When it comes to cloud security, one of the key challenges is that the environments have become so expansive and complex that many organisations don’t know where to start.
Unlike traditional data centres, where security is focused more on the perimeter, the cloud is a perimeterless environment. That expands the breadth of the problem but also provides clues about how to approach resolving it. A different approach to traditional security is required.
Organisations need to implement security best practices across all layers of the cloud, be it infrastructure, services, applications or even other third-party tools that get deployed in the cloud environment. They are also likely to be securing access to workloads in multiple cloud environments, which is part of what makes cloud security such a complex problem to solve.
It can be helpful to consider the challenge of cloud security in five areas, denoted by the 5 C’s: cloud, clusters, containers, customer data and code. The sum of activities in each of these areas can ensure organisations are better placed from a cloud security perspective.
Wherever there is complexity, a learning curve exists that has to be mastered. This is especially true of cloud, where changes, feature enhancements and new services are introduced weekly and even daily.
Cloud also requires a different way of architecting and operating IT workloads. Mistakes happen, so one of the ways organisations improve cloud security is to monitor the cloud infrastructure for any misconfigurations or non-compliant activity. Such monitoring can be configured to auto-remediate most of these security findings, which will help to maintain a compliance posture in real time. In addition, they should have the capability to provide feedback to engineering teams so they can enforce proactive guardrails, which will help prevent many of these misconfigurations from even happening in the first place. For example, this could be a policy to prevent users from attaching a public IP to a VM or preventing users from creating a block storage volume without encryption in place.
Organisations can benefit from working with a partner that can design, build and operate a secure and compliant cloud solution for them. This approach can help them maintain their internal security and compliance posture while having greater control over their security risk.
Clusters and containers
IT development teams moving aggressively to cloud-native operations will often use containers as the form factor to provide application services. Containerised application services are hosted on Kubernetes clusters that run across public cloud, private cloud, and on-premises environments.
There are a number of best practices to follow to protect each cluster of containerised resources. Much of this comes down to how data traffic is sent between the different nodes that make up the cluster. Isolating traffic to known IP address ranges and any other known traffic sources is the recommended approach. Any ingress and egress traffic into and out of the cluster should also be properly protected by policies set in edge routers as well as in the specific container and cluster orchestration ecosystem used (such as Kubernetes).
It is also advisable to isolate Production and Non-Production clusters to separate cloud accounts or subscriptions. Within that, Isolating sensitive workloads to separate node pools within a cluster using taints and tolerations also makes a lot of sense from a security standpoint.
For container security, the key consideration is securing the container image, the static file that contains all the executable code to run the containerised workload or microservice. Keeping images small is important to enabling better performance. Organisations should work to ensure all images are vulnerability scanned before use and enforce requests and limits at the container level to secure the cluster from poisoned images. This may include limiting CPU and memory use: the more of each of these a container can consume, the more capability exists for the code to go rogue. Finally, techniques like container scanning can help identify any issues with images because they get deployed into the prod or pre-prod environment.
Taking a data-centric security approach can be helpful. Protecting data in the cloud is becoming a major compliance requirement for organisations. With the significant increase in ransomware attacks, organisations are worried about protecting their data in the cloud.
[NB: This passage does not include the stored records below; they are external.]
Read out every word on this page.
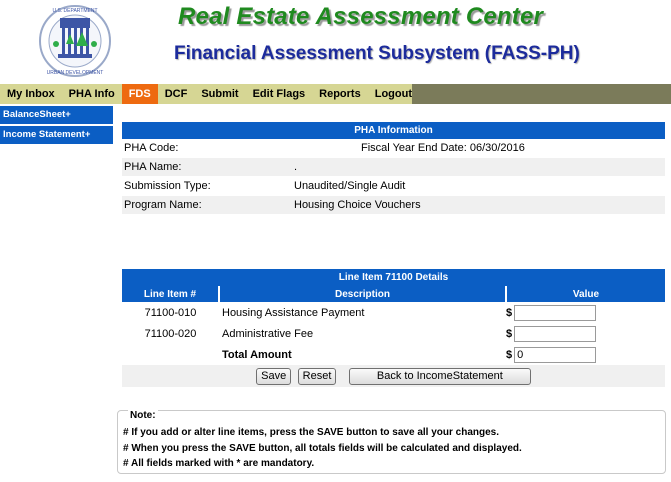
U.S. DEPARTMENT
URBAN DEVELOPMENT
Real Estate Assessment Center
Financial Assessment Subsystem (FASS-PH)
My Inbox	PHA Info	FDS	DCF	Submit	Edit Flags	Reports	Logout
BalanceSheet+
Income Statement+	PHA Information
PHA Code:	Fiscal Year End Date: 06/30/2016
PHA Name:	.
Submission Type:	Unaudited/Single Audit
Program Name:	Housing Choice Vouchers
Line Item 71100 Details
Line Item #	Description	Value
71100-010	Housing Assistance Payment	$
71100-020	Administrative Fee	$
	Total Amount	$0
Save Reset	Back to IncomeStatement
Note:
# If you add or alter line items, press the SAVE button to save all your changes.
# When you press the SAVE button, all totals fields will be calculated and displayed.
# All fields marked with * are mandatory.
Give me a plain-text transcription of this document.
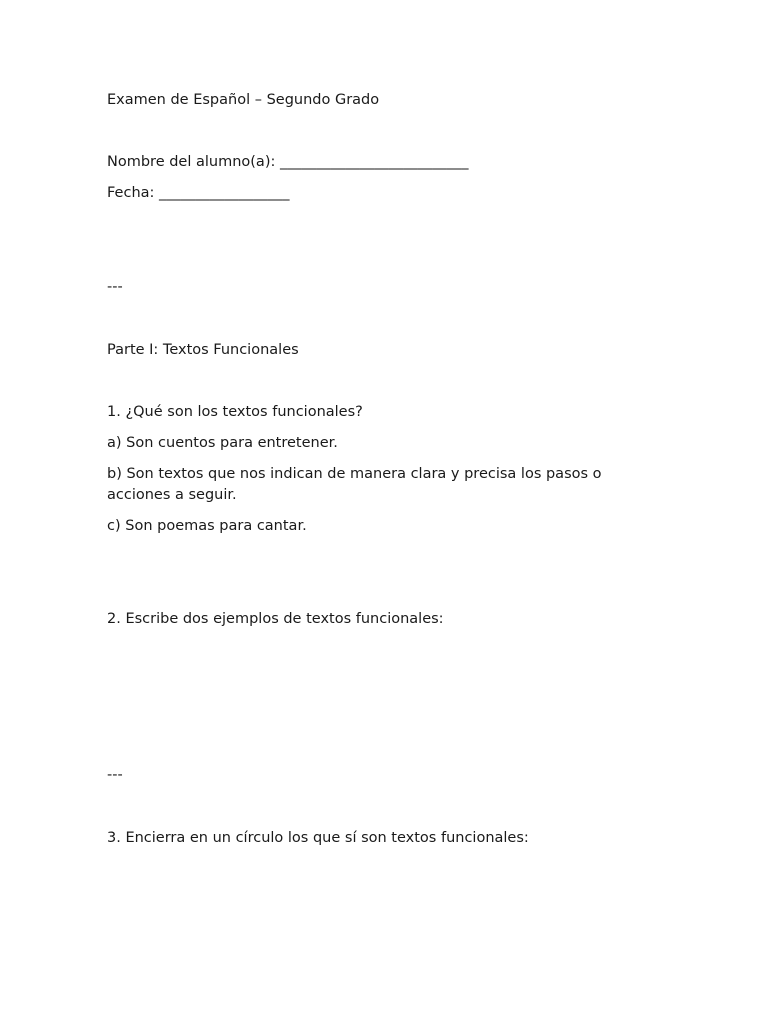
Examen de Español – Segundo Grado
Nombre del alumno(a): __________________________
Fecha: __________________
---
Parte I: Textos Funcionales
1. ¿Qué son los textos funcionales?
a) Son cuentos para entretener.
b) Son textos que nos indican de manera clara y precisa los pasos o acciones a seguir.
c) Son poemas para cantar.
2. Escribe dos ejemplos de textos funcionales:
---
3. Encierra en un círculo los que sí son textos funcionales:
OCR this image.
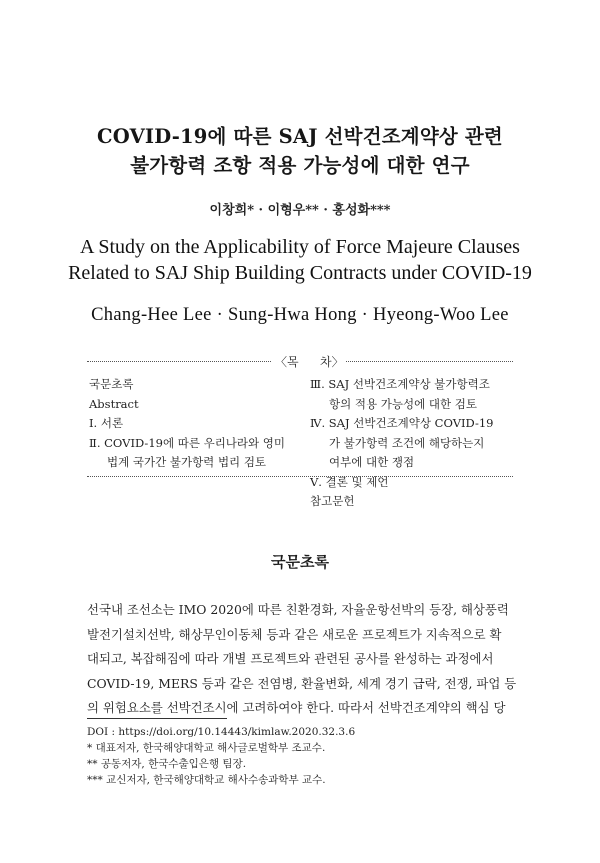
COVID-19에 따른 SAJ 선박건조계약상 관련
불가항력 조항 적용 가능성에 대한 연구
이창희* · 이형우** · 홍성화***
A Study on the Applicability of Force Majeure Clauses
Related to SAJ Ship Building Contracts under COVID-19
Chang-Hee Lee · Sung-Hwa Hong · Hyeong-Woo Lee
〈목 차〉
국문초록
Abstract
Ⅰ. 서론
Ⅱ. COVID-19에 따른 우리나라와 영미
법계 국가간 불가항력 법리 검토
Ⅲ. SAJ 선박건조계약상 불가항력조
항의 적용 가능성에 대한 검토
Ⅳ. SAJ 선박건조계약상 COVID-19
가 불가항력 조건에 해당하는지
여부에 대한 쟁점
Ⅴ. 결론 및 제언
참고문헌
국문초록
선국내 조선소는 IMO 2020에 따른 친환경화, 자율운항선박의 등장, 해상풍력
발전기설치선박, 해상무인이동체 등과 같은 새로운 프로젝트가 지속적으로 확
대되고, 복잡해짐에 따라 개별 프로젝트와 관련된 공사를 완성하는 과정에서
COVID-19, MERS 등과 같은 전염병, 환율변화, 세계 경기 급락, 전쟁, 파업 등
의 위험요소를 선박건조시에 고려하여야 한다. 따라서 선박건조계약의 핵심 당
DOI : https://doi.org/10.14443/kimlaw.2020.32.3.6
* 대표저자, 한국해양대학교 해사글로벌학부 조교수.
** 공동저자, 한국수출입은행 팀장.
*** 교신저자, 한국해양대학교 해사수송과학부 교수.
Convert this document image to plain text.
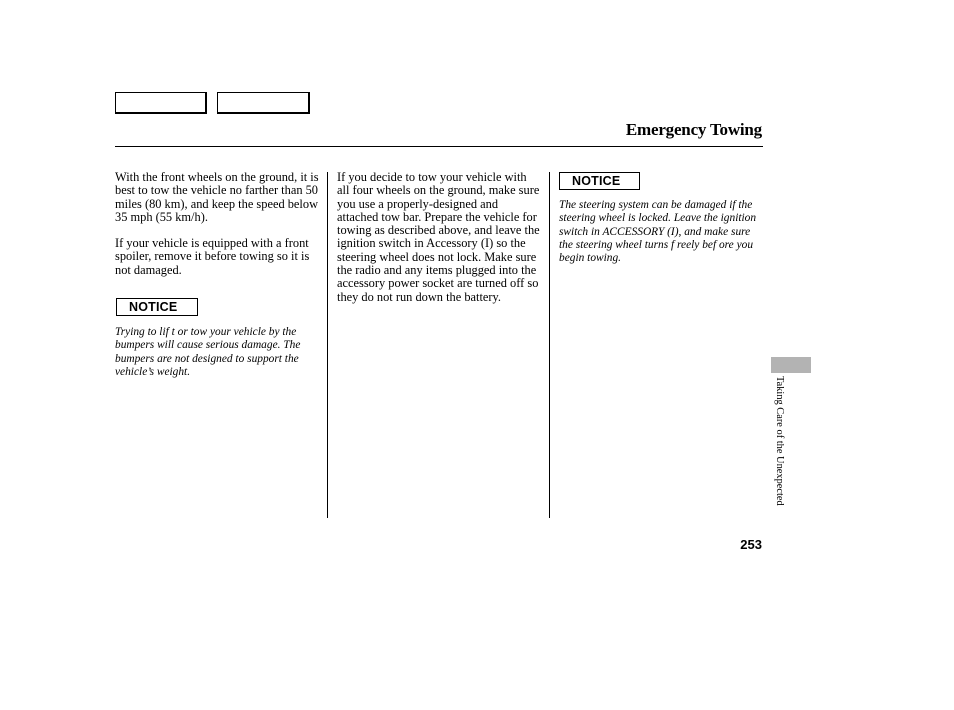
Emergency Towing

With the front wheels on the ground, it is best to tow the vehicle no farther than 50 miles (80 km), and keep the speed below 35 mph (55 km/h).

If your vehicle is equipped with a front spoiler, remove it before towing so it is not damaged.

NOTICE

Trying to lif t or tow your vehicle by the bumpers will cause serious damage. The bumpers are not designed to support the vehicle’s weight.

If you decide to tow your vehicle with all four wheels on the ground, make sure you use a properly-designed and attached tow bar. Prepare the vehicle for towing as described above, and leave the ignition switch in Accessory (I) so the steering wheel does not lock. Make sure the radio and any items plugged into the accessory power socket are turned off so they do not run down the battery.

NOTICE

The steering system can be damaged if the steering wheel is locked. Leave the ignition switch in ACCESSORY (I), and make sure the steering wheel turns f reely bef ore you begin towing.

Taking Care of the Unexpected
253
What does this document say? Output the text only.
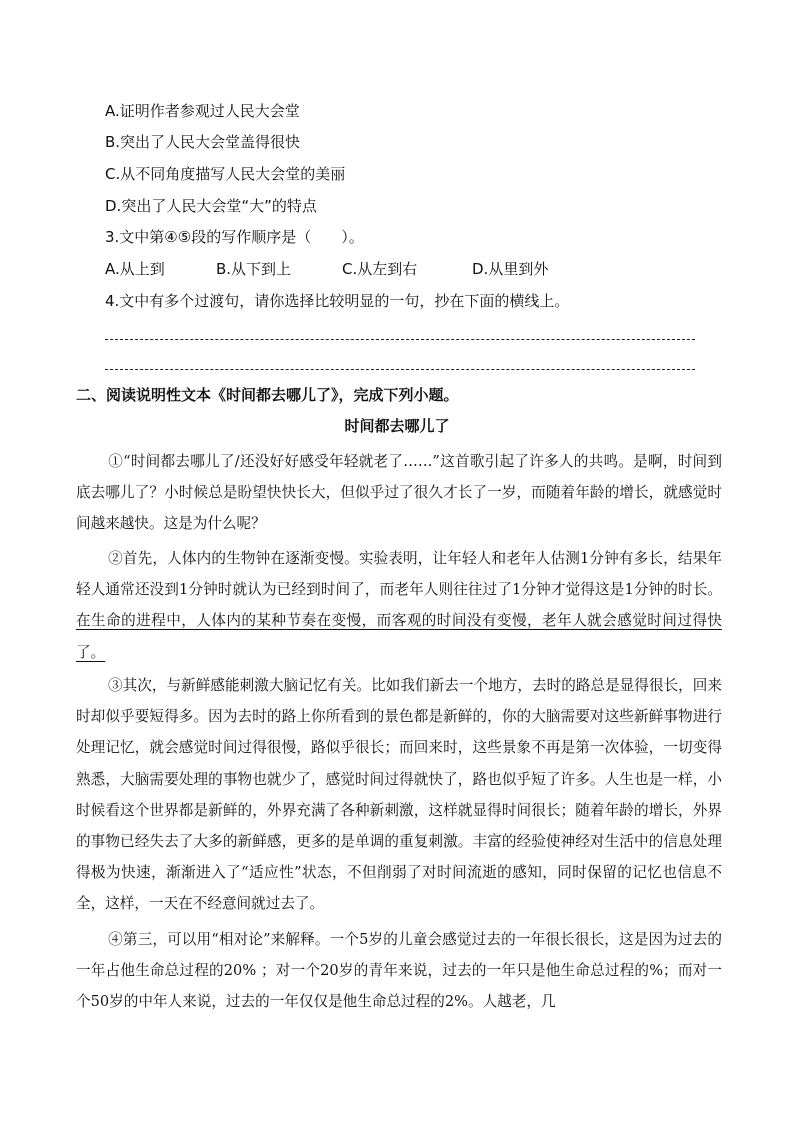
A.证明作者参观过人民大会堂
B.突出了人民大会堂盖得很快
C.从不同角度描写人民大会堂的美丽
D.突出了人民大会堂“大”的特点
3.文中第④⑤段的写作顺序是（　　）。
A.从上到	B.从下到上	C.从左到右	D.从里到外
4.文中有多个过渡句，请你选择比较明显的一句，抄在下面的横线上。
二、阅读说明性文本《时间都去哪儿了》，完成下列小题。
时间都去哪儿了
①“时间都去哪儿了/还没好好感受年轻就老了……”这首歌引起了许多人的共鸣。是啊，时间到底去哪儿了？小时候总是盼望快快长大，但似乎过了很久才长了一岁，而随着年龄的增长，就感觉时间越来越快。这是为什么呢？
②首先，人体内的生物钟在逐渐变慢。实验表明，让年轻人和老年人估测1分钟有多长，结果年轻人通常还没到1分钟时就认为已经到时间了，而老年人则往往过了1分钟才觉得这是1分钟的时长。在生命的进程中，人体内的某种节奏在变慢，而客观的时间没有变慢，老年人就会感觉时间过得快了。
③其次，与新鲜感能刺激大脑记忆有关。比如我们新去一个地方，去时的路总是显得很长，回来时却似乎要短得多。因为去时的路上你所看到的景色都是新鲜的，你的大脑需要对这些新鲜事物进行处理记忆，就会感觉时间过得很慢，路似乎很长；而回来时，这些景象不再是第一次体验，一切变得熟悉，大脑需要处理的事物也就少了，感觉时间过得就快了，路也似乎短了许多。人生也是一样，小时候看这个世界都是新鲜的，外界充满了各种新刺激，这样就显得时间很长；随着年龄的增长，外界的事物已经失去了大多的新鲜感，更多的是单调的重复刺激。丰富的经验使神经对生活中的信息处理得极为快速，渐渐进入了“适应性”状态，不但削弱了对时间流逝的感知，同时保留的记忆也信息不全，这样，一天在不经意间就过去了。
④第三，可以用“相对论”来解释。一个5岁的儿童会感觉过去的一年很长很长，这是因为过去的一年占他生命总过程的20% ；对一个20岁的青年来说，过去的一年只是他生命总过程的%；而对一个50岁的中年人来说，过去的一年仅仅是他生命总过程的2%。人越老，几
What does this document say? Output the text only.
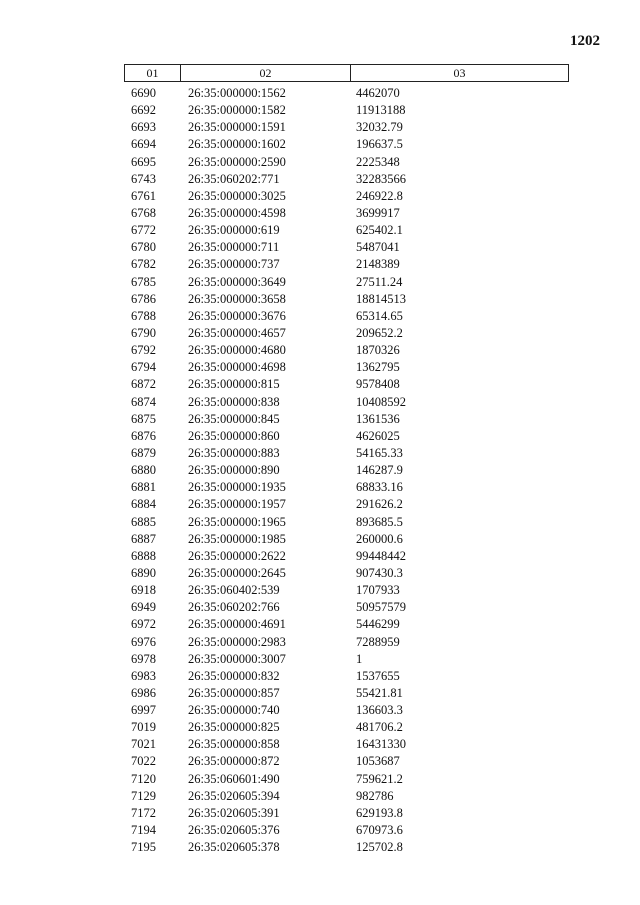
1202
01	02	03
6690	26:35:000000:1562	4462070
6692	26:35:000000:1582	11913188
6693	26:35:000000:1591	32032.79
6694	26:35:000000:1602	196637.5
6695	26:35:000000:2590	2225348
6743	26:35:060202:771	32283566
6761	26:35:000000:3025	246922.8
6768	26:35:000000:4598	3699917
6772	26:35:000000:619	625402.1
6780	26:35:000000:711	5487041
6782	26:35:000000:737	2148389
6785	26:35:000000:3649	27511.24
6786	26:35:000000:3658	18814513
6788	26:35:000000:3676	65314.65
6790	26:35:000000:4657	209652.2
6792	26:35:000000:4680	1870326
6794	26:35:000000:4698	1362795
6872	26:35:000000:815	9578408
6874	26:35:000000:838	10408592
6875	26:35:000000:845	1361536
6876	26:35:000000:860	4626025
6879	26:35:000000:883	54165.33
6880	26:35:000000:890	146287.9
6881	26:35:000000:1935	68833.16
6884	26:35:000000:1957	291626.2
6885	26:35:000000:1965	893685.5
6887	26:35:000000:1985	260000.6
6888	26:35:000000:2622	99448442
6890	26:35:000000:2645	907430.3
6918	26:35:060402:539	1707933
6949	26:35:060202:766	50957579
6972	26:35:000000:4691	5446299
6976	26:35:000000:2983	7288959
6978	26:35:000000:3007	1
6983	26:35:000000:832	1537655
6986	26:35:000000:857	55421.81
6997	26:35:000000:740	136603.3
7019	26:35:000000:825	481706.2
7021	26:35:000000:858	16431330
7022	26:35:000000:872	1053687
7120	26:35:060601:490	759621.2
7129	26:35:020605:394	982786
7172	26:35:020605:391	629193.8
7194	26:35:020605:376	670973.6
7195	26:35:020605:378	125702.8
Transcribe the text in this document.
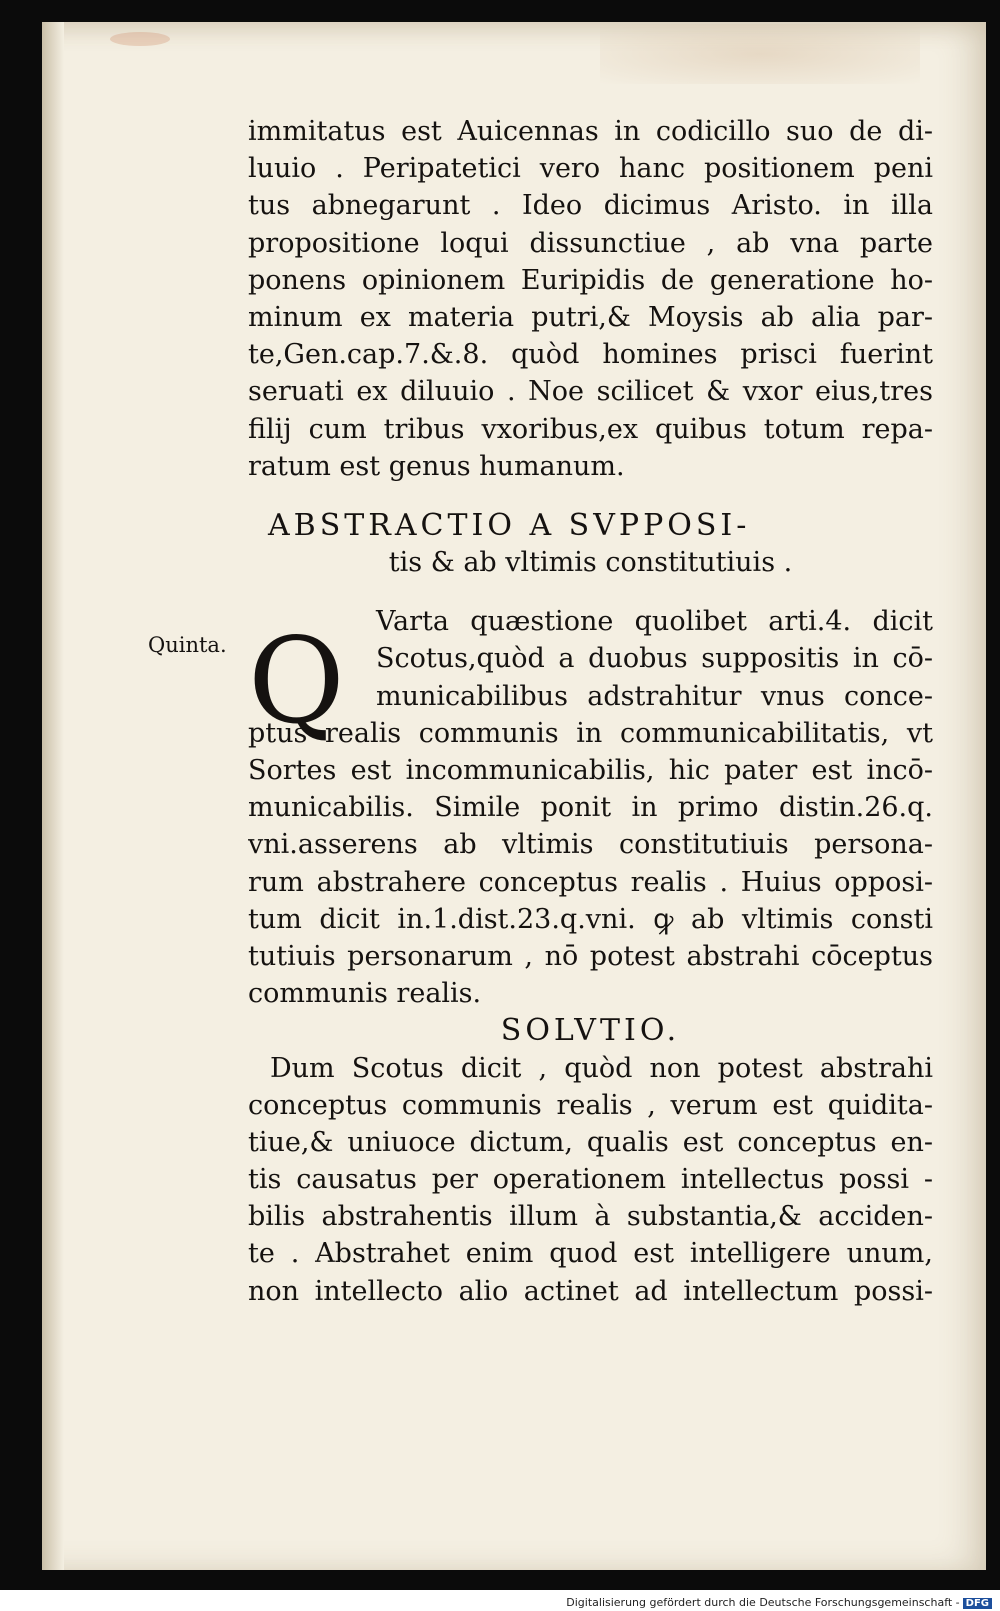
Quinta. Q
immitatus est Auicennas in codicillo suo de di-
luuio . Peripatetici vero hanc positionem peni
tus abnegarunt . Ideo dicimus Aristo. in illa
propositione loqui dissunctiue , ab vna parte
ponens opinionem Euripidis de generatione ho-
minum ex materia putri,& Moysis ab alia par-
te,Gen.cap.7.&.8. quòd homines prisci fuerint
seruati ex diluuio . Noe scilicet & vxor eius,tres
filij cum tribus vxoribus,ex quibus totum repa-
ratum est genus humanum.
ABSTRACTIO A SVPPOSI-
tis & ab vltimis constitutiuis .
Varta quæstione quolibet arti.4. dicit
Scotus,quòd a duobus suppositis in cō-
municabilibus adstrahitur vnus conce-
ptus realis communis in communicabilitatis, vt
Sortes est incommunicabilis, hic pater est incō-
municabilis. Simile ponit in primo distin.26.q.
vni.asserens ab vltimis constitutiuis persona-
rum abstrahere conceptus realis . Huius opposi-
tum dicit in.1.dist.23.q.vni. ꝙ ab vltimis consti
tutiuis personarum , nō potest abstrahi cōceptus
communis realis.
SOLVTIO.
Dum Scotus dicit , quòd non potest abstrahi
conceptus communis realis , verum est quidita-
tiue,& uniuoce dictum, qualis est conceptus en-
tis causatus per operationem intellectus possi -
bilis abstrahentis illum à substantia,& acciden-
te . Abstrahet enim quod est intelligere unum,
non intellecto alio actinet ad intellectum possi-
Digitalisierung gefördert durch die Deutsche Forschungsgemeinschaft - DFG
Organisations can address this by establishing complete visibility of customer data through the use of machine learning techniques. In addition, enforcing data protection controls using techniques like data encryption and data loss prevention and monitoring cloud-hosted data for any compliance violations ensures the data remains secure and under control.
Securing cloud-hosted code
To run code securely in the cloud requires the cooperation and collaboration of several teams - development, security and operations. DevSecOps is a software engineering culture and practice used to unify these teams and to establish a culture of joint ownership and accountability for code security in the cloud.
A secure by design and/or secure by default approach can ensure that security is integrated across the entire application development lifecycle - from design and build to release into the production environment. Security-as-code adds and enforces proactive guardrails in the IDE and automates security testing so developers can receive feedback on code security issues early in the development process and then multiple times as the code is further refined and strengthened. The final step is to ensure strong security protection at runtime through technologies Dynamic Application Security Testing (DAST) and web application firewall rules. And, of course, the entire process is not complete without monitoring the overall environment on a continual basis.